Who knows how to run the country better than the President? Everybody. Every talk show, every Facebook post, and every workplace discussion has the solutions to the nation’s problems. We all think we have the answers. A Russian proverb says, “Every man speaks from his own tower.” The Bible says, “Every way of a man is right in his own eyes” (Prov. 21:2). If you want to hear how to do a job, ask somebody who has never done it.

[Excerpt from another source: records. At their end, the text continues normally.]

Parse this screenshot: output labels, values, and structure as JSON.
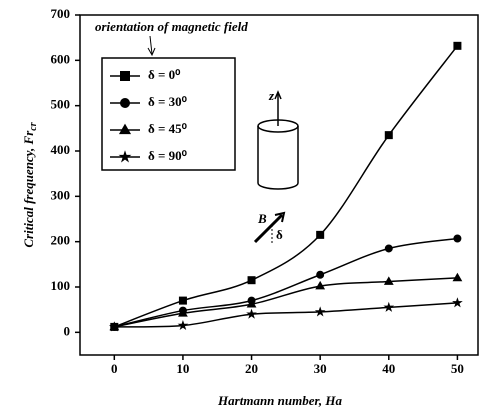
{
  "chart_data": {
    "type": "line",
    "xlabel": "Hartmann number, Ha",
    "ylabel": "Critical frequency, Fr",
    "ylabel_subscript": "cr",
    "annotation": "orientation of magnetic field",
    "diagram_labels": [
      "z",
      "B",
      "δ"
    ],
    "x": [
      0,
      10,
      20,
      30,
      40,
      50
    ],
    "series": [
      {
        "name": "δ = 0⁰",
        "color": "#000000",
        "marker": "square",
        "values": [
          12,
          70,
          115,
          215,
          435,
          632
        ]
      },
      {
        "name": "δ = 30⁰",
        "color": "#000000",
        "marker": "circle",
        "values": [
          12,
          48,
          70,
          127,
          185,
          207
        ]
      },
      {
        "name": "δ = 45⁰",
        "color": "#000000",
        "marker": "triangle",
        "values": [
          12,
          42,
          62,
          102,
          112,
          120
        ]
      },
      {
        "name": "δ = 90⁰",
        "color": "#000000",
        "marker": "star",
        "values": [
          12,
          15,
          40,
          45,
          55,
          65
        ]
      }
    ],
    "xlim": [
      -5,
      53
    ],
    "ylim": [
      -50,
      700
    ],
    "xticks": [
      0,
      10,
      20,
      30,
      40,
      50
    ],
    "yticks": [
      0,
      100,
      200,
      300,
      400,
      500,
      600,
      700
    ],
    "grid": false
  }
}
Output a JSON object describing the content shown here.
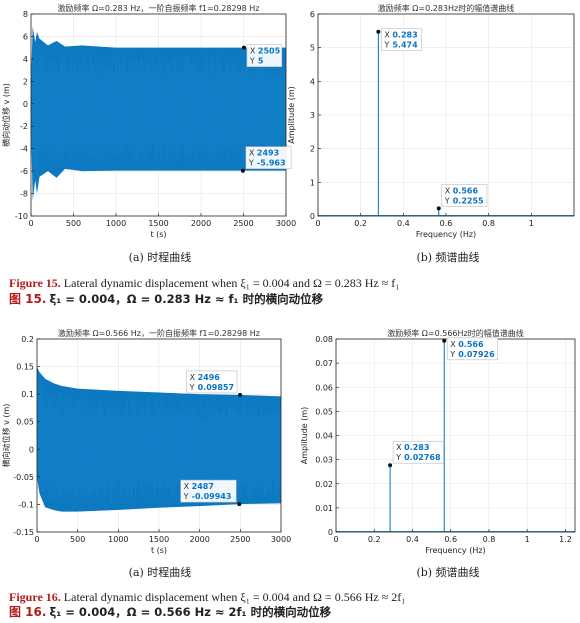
{
  "colors": {
    "series": "#0072bd",
    "axis": "#262626",
    "grid": "#e6e6e6",
    "marker": "#111111",
    "datatip_value": "#0a74c4"
  },
  "figures": [
    {
      "time_chart": {
        "type": "area",
        "title": "激励频率 Ω=0.283 Hz，一阶自振频率 f1=0.28298 Hz",
        "xlabel": "t (s)",
        "ylabel": "横向动位移 v (m)",
        "xlim": [
          0,
          3000
        ],
        "ylim": [
          -10,
          8
        ],
        "xticks": [
          0,
          500,
          1000,
          1500,
          2000,
          2500,
          3000
        ],
        "yticks": [
          -10,
          -8,
          -6,
          -4,
          -2,
          0,
          2,
          4,
          6,
          8
        ],
        "grid": true,
        "envelope": {
          "t": [
            0,
            20,
            50,
            70,
            100,
            200,
            300,
            400,
            600,
            1000,
            2000,
            3000
          ],
          "upper": [
            2.0,
            6.9,
            5.5,
            6.4,
            5.8,
            5.2,
            5.6,
            5.1,
            5.2,
            5.0,
            5.0,
            5.0
          ],
          "lower": [
            -2.0,
            -8.6,
            -6.8,
            -8.0,
            -6.5,
            -6.0,
            -6.6,
            -5.8,
            -6.0,
            -5.96,
            -5.96,
            -5.96
          ]
        },
        "datatips": [
          {
            "x": 2505,
            "y": 5,
            "x_text": "2505",
            "y_text": "5",
            "placement": "right-below"
          },
          {
            "x": 2493,
            "y": -5.963,
            "x_text": "2493",
            "y_text": "-5.963",
            "placement": "right-above"
          }
        ],
        "subcaption": "(a) 时程曲线"
      },
      "spectrum_chart": {
        "type": "line",
        "title": "激励频率 Ω=0.283Hz时的幅值谱曲线",
        "xlabel": "Frequency (Hz)",
        "ylabel": "Amplitude (m)",
        "xlim": [
          0,
          1.2
        ],
        "ylim": [
          0,
          6
        ],
        "xticks": [
          0,
          0.2,
          0.4,
          0.6,
          0.8,
          1
        ],
        "yticks": [
          0,
          1,
          2,
          3,
          4,
          5,
          6
        ],
        "grid": true,
        "peaks": [
          {
            "x": 0.283,
            "y": 5.474
          },
          {
            "x": 0.566,
            "y": 0.2255
          }
        ],
        "datatips": [
          {
            "x": 0.283,
            "y": 5.474,
            "x_text": "0.283",
            "y_text": "5.474",
            "placement": "right-below"
          },
          {
            "x": 0.566,
            "y": 0.2255,
            "x_text": "0.566",
            "y_text": "0.2255",
            "placement": "right-above"
          }
        ],
        "subcaption": "(b) 频谱曲线"
      },
      "caption_en_label": "Figure 15.",
      "caption_en_text": "Lateral dynamic displacement when ξ₁ = 0.004 and Ω = 0.283 Hz ≈ f₁",
      "caption_cn_label": "图 15.",
      "caption_cn_text": "ξ₁ = 0.004，Ω = 0.283 Hz ≈ f₁ 时的横向动位移"
    },
    {
      "time_chart": {
        "type": "area",
        "title": "激励频率 Ω=0.566 Hz，一阶自振频率 f1=0.28298 Hz",
        "xlabel": "t (s)",
        "ylabel": "横向动位移 v (m)",
        "xlim": [
          0,
          3000
        ],
        "ylim": [
          -0.15,
          0.2
        ],
        "xticks": [
          0,
          500,
          1000,
          1500,
          2000,
          2500,
          3000
        ],
        "yticks": [
          -0.15,
          -0.1,
          -0.05,
          0,
          0.05,
          0.1,
          0.15,
          0.2
        ],
        "grid": true,
        "envelope": {
          "t": [
            0,
            30,
            100,
            200,
            300,
            500,
            1000,
            1500,
            2000,
            2500,
            3000
          ],
          "upper": [
            0.15,
            0.14,
            0.128,
            0.12,
            0.115,
            0.11,
            0.106,
            0.103,
            0.1,
            0.0986,
            0.096
          ],
          "lower": [
            -0.05,
            -0.08,
            -0.105,
            -0.11,
            -0.113,
            -0.113,
            -0.11,
            -0.106,
            -0.103,
            -0.0994,
            -0.098
          ]
        },
        "datatips": [
          {
            "x": 2496,
            "y": 0.09857,
            "x_text": "2496",
            "y_text": "0.09857",
            "placement": "left-above"
          },
          {
            "x": 2487,
            "y": -0.09943,
            "x_text": "2487",
            "y_text": "-0.09943",
            "placement": "left-above"
          }
        ],
        "subcaption": "(a) 时程曲线"
      },
      "spectrum_chart": {
        "type": "line",
        "title": "激励频率 Ω=0.566Hz时的幅值谱曲线",
        "xlabel": "Frequency (Hz)",
        "ylabel": "Amplitude (m)",
        "xlim": [
          0,
          1.25
        ],
        "ylim": [
          0,
          0.08
        ],
        "xticks": [
          0,
          0.2,
          0.4,
          0.6,
          0.8,
          1,
          1.2
        ],
        "yticks": [
          0,
          0.01,
          0.02,
          0.03,
          0.04,
          0.05,
          0.06,
          0.07,
          0.08
        ],
        "grid": true,
        "peaks": [
          {
            "x": 0.283,
            "y": 0.02768
          },
          {
            "x": 0.566,
            "y": 0.07926
          }
        ],
        "datatips": [
          {
            "x": 0.283,
            "y": 0.02768,
            "x_text": "0.283",
            "y_text": "0.02768",
            "placement": "right-above"
          },
          {
            "x": 0.566,
            "y": 0.07926,
            "x_text": "0.566",
            "y_text": "0.07926",
            "placement": "right-below"
          }
        ],
        "subcaption": "(b) 频谱曲线"
      },
      "caption_en_label": "Figure 16.",
      "caption_en_text": "Lateral dynamic displacement when ξ₁ = 0.004 and Ω = 0.566 Hz ≈ 2f₁",
      "caption_cn_label": "图 16.",
      "caption_cn_text": "ξ₁ = 0.004，Ω = 0.566 Hz ≈ 2f₁ 时的横向动位移"
    }
  ]
}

“If I were in charge, things would be different.” It is good to want to change things for the better. Future leaders in any area of life need to be confident. But it takes more than talk and good intentions to do the job. Remember the story of Absalom? He thought he could do a better job than his father David the king of Israel. “Oh that I were made judge in the land, that every man which hath any suit or cause might come unto me, and I would do him justice!” (II Sam. 15:4). His big talk worked. He “stole the hearts of the men of Israel” (II Sam. 15:6). But Absalom was reckless. He was not qualified to be king. That office rightfully belonged to his father. He thought he could do a better job, but he ended up getting himself and a lot of other people killed.
It is easy to judge a situation when you are not in it. Looking at it from the outside, you think the answers are clear. Sometimes they are. But actually dealing with problems is not so easy.
Just about everybody knows how to handle a child best until they have one. One father said, “Before I had children I had six theories about raising kids. Now I have six children and no idea.” There are definite Bible rules and guidelines about parenting (Eph. 6:1-4; Prov. 22:15). But there are many judgment calls, and each child has a mind of his own. People outside a family, even other parents, can be pretty hard on how parents handle difficult cases. If they are right, these parents need to be humble and accept their constructive criticism and advice. But the same ones who have all the answers for others are at a loss when they have trouble with their own children or grandchildren.
Who knows best how to manage a church? Who can make the wisest decisions about how the money is spent? Who would listen to all sides of an issue and be the most fair with the whole congregation? Everyone who is not an elder, of course. I heard an elder speak about this at a gathering for church leaders. He said he had heard people say many times, “If I were an elder, I would do things differently.” He paused and replied, “But you wouldn’t. You wouldn’t.” I didn’t agree with him at the time and I still wouldn’t say that is true in every situation, but as the years have passed I believe there was some truth in what he was saying. Sure, if you are not an elder, you might do a better job in some areas, but would you make a mess of others?
Let us support leaders when they do right and hold them accountable when they are wrong, but in all things let us be just and honest. “Most men will proclaim every one his own goodness: but a faithful man who can find?” (Prov. 20:6). May the Lord keep us from being like fans who only notice a referee when he makes a bad call.